In-demand Botswana firm flips allegiance as UK firms get serious about Africa
Africa may not be experiencing the same invasion of UK firms that Australia is, but activity levels there have definitely stepped up. After years of largely empty rhetoric over the continent’s promise, firms are now putting their money on the line. Following the rush into Casablanca in 2011, Linklaters has been linked to talks with South African firm Webber Wentzel and Herbert Smith has committed to launching in Guinea.
Good African firms, therefore, are not short of admirers, as evidenced by the case of Botswana’s Minchin & Kelly.
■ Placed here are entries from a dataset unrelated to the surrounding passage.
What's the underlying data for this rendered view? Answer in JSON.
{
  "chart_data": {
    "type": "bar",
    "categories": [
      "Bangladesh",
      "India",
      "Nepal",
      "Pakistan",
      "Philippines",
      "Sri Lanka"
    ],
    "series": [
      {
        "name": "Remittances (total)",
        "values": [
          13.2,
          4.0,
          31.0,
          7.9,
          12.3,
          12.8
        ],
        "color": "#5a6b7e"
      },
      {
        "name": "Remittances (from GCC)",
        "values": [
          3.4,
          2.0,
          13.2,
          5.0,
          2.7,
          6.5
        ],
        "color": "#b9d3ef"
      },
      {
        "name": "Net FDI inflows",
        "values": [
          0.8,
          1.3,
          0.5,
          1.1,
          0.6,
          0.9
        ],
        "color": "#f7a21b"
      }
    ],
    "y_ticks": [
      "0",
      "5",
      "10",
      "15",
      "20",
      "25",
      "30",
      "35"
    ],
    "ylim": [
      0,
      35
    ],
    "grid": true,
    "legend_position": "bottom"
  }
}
The seven-lawyer practice has been free to choose between the two best-developed alliance networks in Africa.
Following a strategic review, Minchin & Kelly decided that it would join an alliance - as energy and mining deals grew more complex and became difficult for local firms to deal with alone - and in 2011 signed up to join SNR Denton’s Africa network. In July, however, SNR Denton’s African practice co-chair Paul Bugingo told The Lawyer Minchin & Kelly had left the alliance after deciding the pan-African model did not suit its South African focus.
Lo and behold, three months later Minchin & Kelly appeared on the list of new-joiners to DLA Piper’s Africa alliance. The firm joined in October along with Rwanda’s Equity Juris Chambers, Mauritius’ Juristconsult Chambers, Ethiopia’s Mehrteab Leul & Associates and Uganda’s Sebalu & Lule Advocates.
While DLA may have a similar pan-African alliance model to SNR Denton, its South African presence Cliffe Dekker Hofmeyr is undeniably larger.
“We wanted a large, powerful firm for resources,” says Minchin & Kelly’s commercial litigation head John Griffiths. “We’re in southern Botswana, so Johannesburg is just 350km away and we found it difficult dealing with SNR Denton in London. DLA is larger, just over the border and has all the resources we need.”
In the summer Bugingo told The Lawyer Minchin & Kelly was still his preferred firm in Botswana.